Winter in Yekaterinburg is the longest time of the year. And everyone
spends long winter evenings in his own way. Alex loves magical worlds and
tales of dragons saving princes from terrible princesses, so he often goes
to the cinema to watch animated movies.
There is a problem that such movies are popular among kids. So if you take
seat too early, each passing child can pour a coke on you. And if you
enter the cinema hall too late, each child, by which you are squeezing to
your seat, will try to kick you. Therefore, in recent times Alex,
entering the hall, studies which seats have already taken, and depending
on that decides whether to wait in the aisle or go to his seat.
Alex knows that:
- if at the moment when he enters the hall, some seat is vacant, it
will remain vacant up to the start of the movie with probability p%;
- spectators enter the hall one at a time and in a random order;
- each spectator, including Alex, goes to his seat from the left edge
of the row;
- latecomers are not allowed to the hall. So if at the beginning of
the movie Alex is still standing in the aisle he goes to his seat as
realizes that no one else will have to pass.

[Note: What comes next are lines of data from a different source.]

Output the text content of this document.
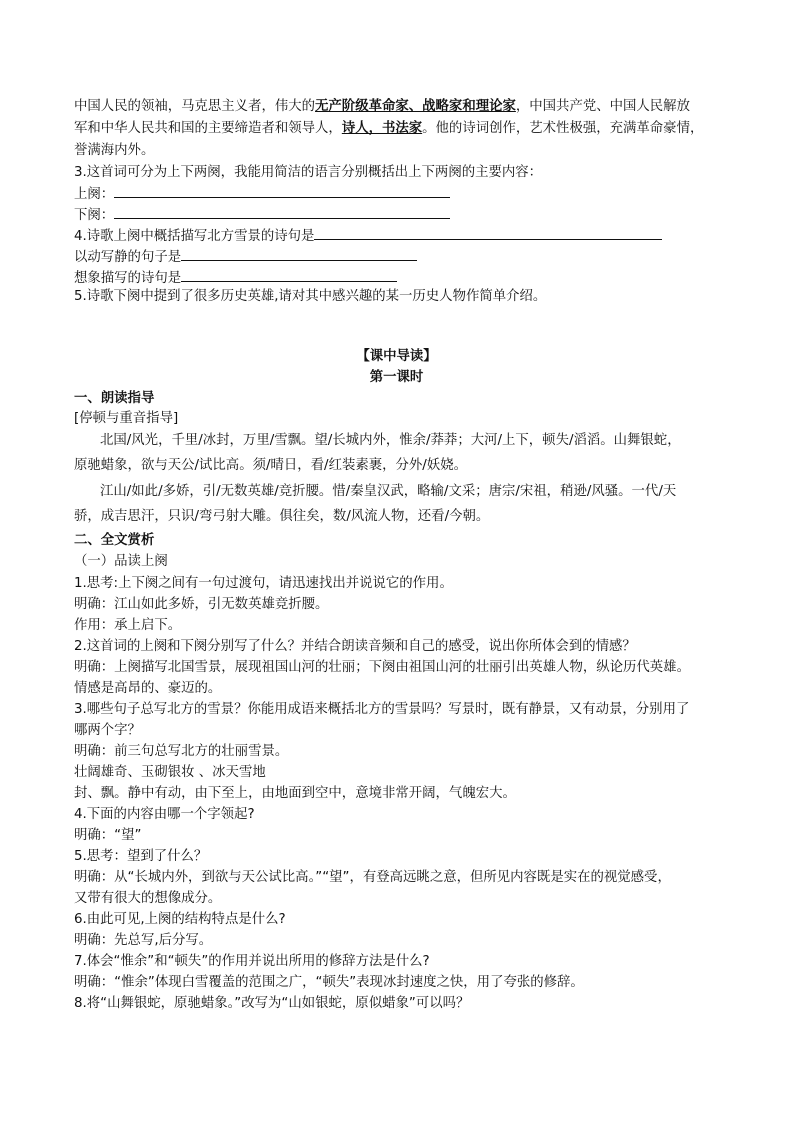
中国人民的领袖，马克思主义者，伟大的无产阶级革命家、战略家和理论家，中国共产党、中国人民解放
军和中华人民共和国的主要缔造者和领导人，诗人，书法家。他的诗词创作，艺术性极强，充满革命豪情，
誉满海内外。
3.这首词可分为上下两阕，我能用简洁的语言分别概括出上下两阕的主要内容：
上阕：
下阕：
4.诗歌上阕中概括描写北方雪景的诗句是
以动写静的句子是
想象描写的诗句是
5.诗歌下阕中提到了很多历史英雄,请对其中感兴趣的某一历史人物作简单介绍。
【课中导读】
第一课时
一、朗读指导
[停顿与重音指导]
北国/风光，千里/冰封，万里/雪飘。望/长城内外，惟余/莽莽；大河/上下，顿失/滔滔。山舞银蛇，
原驰蜡象，欲与天公/试比高。须/晴日，看/红装素裹，分外/妖娆。
江山/如此/多娇，引/无数英雄/竞折腰。惜/秦皇汉武，略输/文采；唐宗/宋祖，稍逊/风骚。一代/天
骄，成吉思汗，只识/弯弓射大雕。俱往矣，数/风流人物，还看/今朝。
二、全文赏析
（一）品读上阕
1.思考:上下阕之间有一句过渡句，请迅速找出并说说它的作用。
明确：江山如此多娇，引无数英雄竞折腰。
作用：承上启下。
2.这首词的上阕和下阕分别写了什么？并结合朗读音频和自己的感受，说出你所体会到的情感？
明确：上阕描写北国雪景，展现祖国山河的壮丽；下阕由祖国山河的壮丽引出英雄人物，纵论历代英雄。
情感是高昂的、豪迈的。
3.哪些句子总写北方的雪景？你能用成语来概括北方的雪景吗？写景时，既有静景，又有动景，分别用了
哪两个字？
明确：前三句总写北方的壮丽雪景。
壮阔雄奇、玉砌银妆 、冰天雪地
封、飘。静中有动，由下至上，由地面到空中，意境非常开阔，气魄宏大。
4.下面的内容由哪一个字领起?
明确：“望”
5.思考：望到了什么？
明确：从“长城内外，到欲与天公试比高。”“望”，有登高远眺之意，但所见内容既是实在的视觉感受，
又带有很大的想像成分。
6.由此可见,上阕的结构特点是什么?
明确：先总写,后分写。
7.体会“惟余”和“顿失”的作用并说出所用的修辞方法是什么?
明确：“惟余”体现白雪覆盖的范围之广，“顿失”表现冰封速度之快，用了夸张的修辞。
8.将“山舞银蛇，原驰蜡象。”改写为“山如银蛇，原似蜡象”可以吗？
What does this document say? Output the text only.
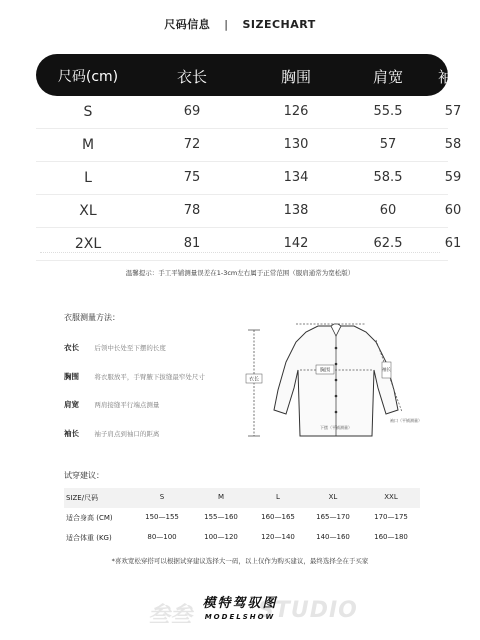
尺码信息 | SIZECHART
尺码(cm)	衣长	胸围	肩宽	袖长
S	69	126	55.5	57
M	72	130	57	58
L	75	134	58.5	59
XL	78	138	60	60
2XL	81	142	62.5	61
温馨提示：手工平铺测量误差在1-3cm左右属于正常范围（服肩通常为宽松版）
衣服测量方法：
衣长 后领中长处至下摆的长度
胸围 将衣服放平，手臂腋下拔缝最窄处尺寸
肩宽 两肩接缝平行端点测量
袖长 袖子肩点到袖口的距离
胸围
衣长
袖长
下摆（平铺测量）
袖口（平铺测量）
试穿建议：
SIZE/尺码	S	M	L	XL	XXL
适合身高 (CM)	150—155	155—160	160—165	165—170	170—175
适合体重 (KG)	80—100	100—120	120—140	140—160	160—180
*喜欢宽松穿搭可以根据试穿建议选择大一码，以上仅作为购买建议，最终选择全在于买家
叁叁	STUDIO
模特驾驭图
MODELSHOW
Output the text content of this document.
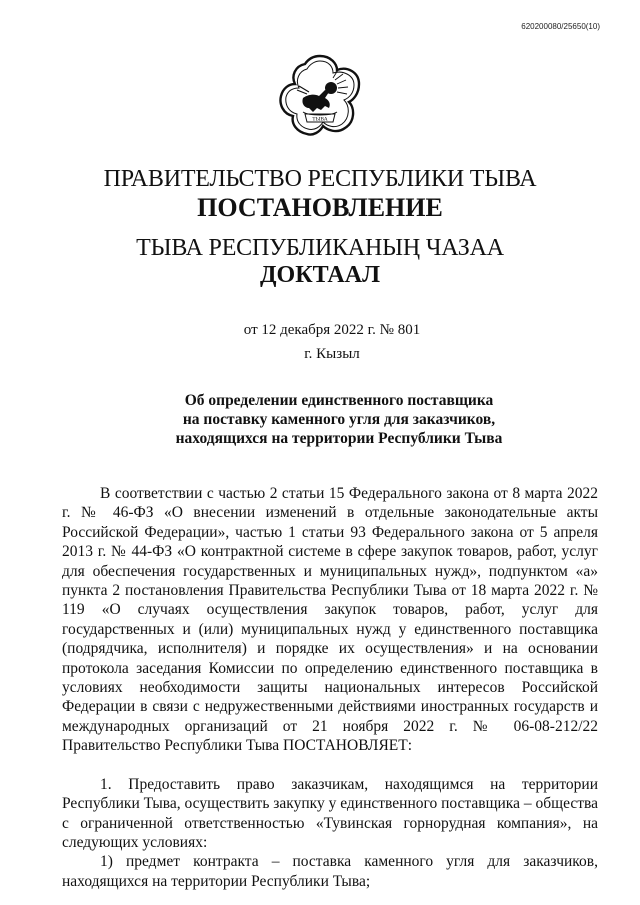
620200080/25650(10)
ТЫВА
ПРАВИТЕЛЬСТВО РЕСПУБЛИКИ ТЫВА
ПОСТАНОВЛЕНИЕ
ТЫВА РЕСПУБЛИКАНЫҢ ЧАЗАА
ДОКТААЛ
от 12 декабря 2022 г. № 801
г. Кызыл
Об определении единственного поставщика
на поставку каменного угля для заказчиков,
находящихся на территории Республики Тыва

В соответствии с частью 2 статьи 15 Федерального закона от 8 марта 2022 г. № 46-ФЗ «О внесении изменений в отдельные законодательные акты Российской Федерации», частью 1 статьи 93 Федерального закона от 5 апреля 2013 г. № 44-ФЗ «О контрактной системе в сфере закупок товаров, работ, услуг для обеспечения государственных и муниципальных нужд», подпунктом «а» пункта 2 постановления Правительства Республики Тыва от 18 марта 2022 г. № 119 «О случаях осуществления закупок товаров, работ, услуг для государственных и (или) муниципальных нужд у единственного поставщика (подрядчика, исполнителя) и порядке их осуществления» и на основании протокола заседания Комиссии по определению единственного поставщика в условиях необходимости защиты национальных интересов Российской Федерации в связи с недружественными действиями иностранных государств и международных организаций от 21 ноября 2022 г. № 06-08-212/22 Правительство Республики Тыва ПОСТАНОВЛЯЕТ:

1. Предоставить право заказчикам, находящимся на территории Республики Тыва, осуществить закупку у единственного поставщика – общества с ограниченной ответственностью «Тувинская горнорудная компания», на следующих условиях:

1) предмет контракта – поставка каменного угля для заказчиков, находящихся на территории Республики Тыва;
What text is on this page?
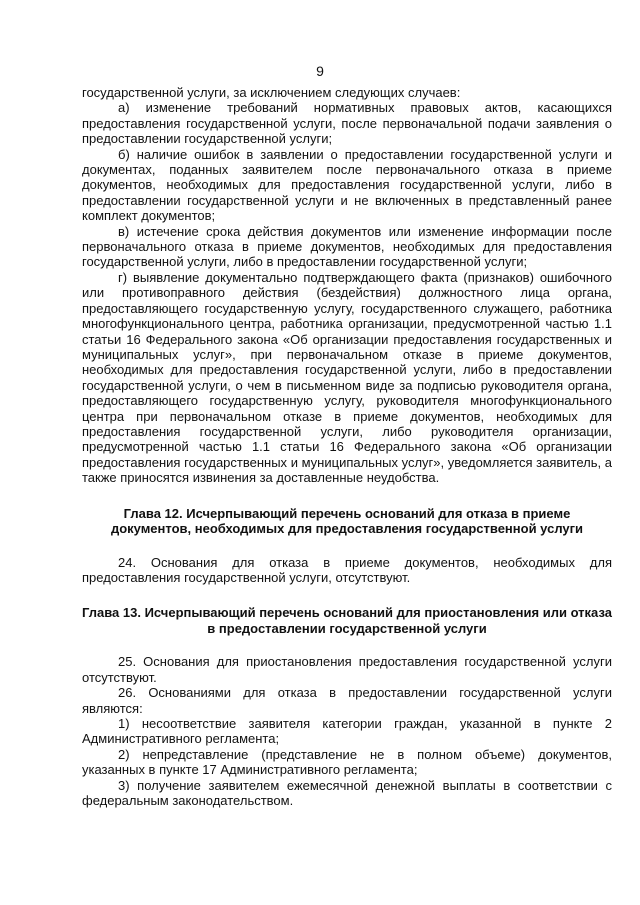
9

государственной услуги, за исключением следующих случаев:

а) изменение требований нормативных правовых актов, касающихся предоставления государственной услуги, после первоначальной подачи заявления о предоставлении государственной услуги;

б) наличие ошибок в заявлении о предоставлении государственной услуги и документах, поданных заявителем после первоначального отказа в приеме документов, необходимых для предоставления государственной услуги, либо в предоставлении государственной услуги и не включенных в представленный ранее комплект документов;

в) истечение срока действия документов или изменение информации после первоначального отказа в приеме документов, необходимых для предоставления государственной услуги, либо в предоставлении государственной услуги;

г) выявление документально подтверждающего факта (признаков) ошибочного или противоправного действия (бездействия) должностного лица органа, предоставляющего государственную услугу, государственного служащего, работника многофункционального центра, работника организации, предусмотренной частью 1.1 статьи 16 Федерального закона «Об организации предоставления государственных и муниципальных услуг», при первоначальном отказе в приеме документов, необходимых для предоставления государственной услуги, либо в предоставлении государственной услуги, о чем в письменном виде за подписью руководителя органа, предоставляющего государственную услугу, руководителя многофункционального центра при первоначальном отказе в приеме документов, необходимых для предоставления государственной услуги, либо руководителя организации, предусмотренной частью 1.1 статьи 16 Федерального закона «Об организации предоставления государственных и муниципальных услуг», уведомляется заявитель, а также приносятся извинения за доставленные неудобства.

Глава 12. Исчерпывающий перечень оснований для отказа в приеме документов, необходимых для предоставления государственной услуги

24. Основания для отказа в приеме документов, необходимых для предоставления государственной услуги, отсутствуют.

Глава 13. Исчерпывающий перечень оснований для приостановления или отказа в предоставлении государственной услуги

25. Основания для приостановления предоставления государственной услуги отсутствуют.

26. Основаниями для отказа в предоставлении государственной услуги являются:

1) несоответствие заявителя категории граждан, указанной в пункте 2 Административного регламента;

2) непредставление (представление не в полном объеме) документов, указанных в пункте 17 Административного регламента;

3) получение заявителем ежемесячной денежной выплаты в соответствии с федеральным законодательством.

Alex wants to get a strategy minimizing the sum of the number of
spectators, through whom he will pass to his seat, and the number of
spectators who will pass to their seats through him. Find the
mathematical expectation of the required sum in the optimal strategy.
Input
The first line contains integers n and p that are the number of seats
in the row and the probability in percent, that a vacant seat will remain
vacant up to the start of the movie (1 ≤ n ≤ 1 000; 0
≤ p ≤ 100). The second line contains n characters
describing the occupied seats in the row at the moment when Alex enters
the hall. The i-th character equals 0 if the i-th left seat is
vacant, 1 if it is occupied, and 2 if it is Alex’s seat. It is
guaranteed that the string has exactly one character 2.
Output
Output the required mathematical expectation with absolute or relative
error not exceeding 10−6.
Samples
input | output |
---|
5 0
01120
| 2.500
|
3 50
020
| 0.375
|
Notes
In the first example the optimal strategy for Alex is to wait until the
fifth spectator (counting from the left) will come and to go to his seat
right after that. If the fifth spectator will come before the first one,
Alex will have to pass through two spectators; if the first spectator will
come earlier, Alex will pass through three spectators. The probability of
each of these two events is 0.5, so the required mathematical expectation
is 0.5 · (2 + 3) = 2.5.
In the second example Alex should wait for the third spectator or for the
beginning of the movie. With probability 0.375 the first spectator will
come next (and Alex will have to pass through him), with probability 0.375
the third spectator will come next, and with probability 0.25 nobody of
them will come before the beginning of the movie.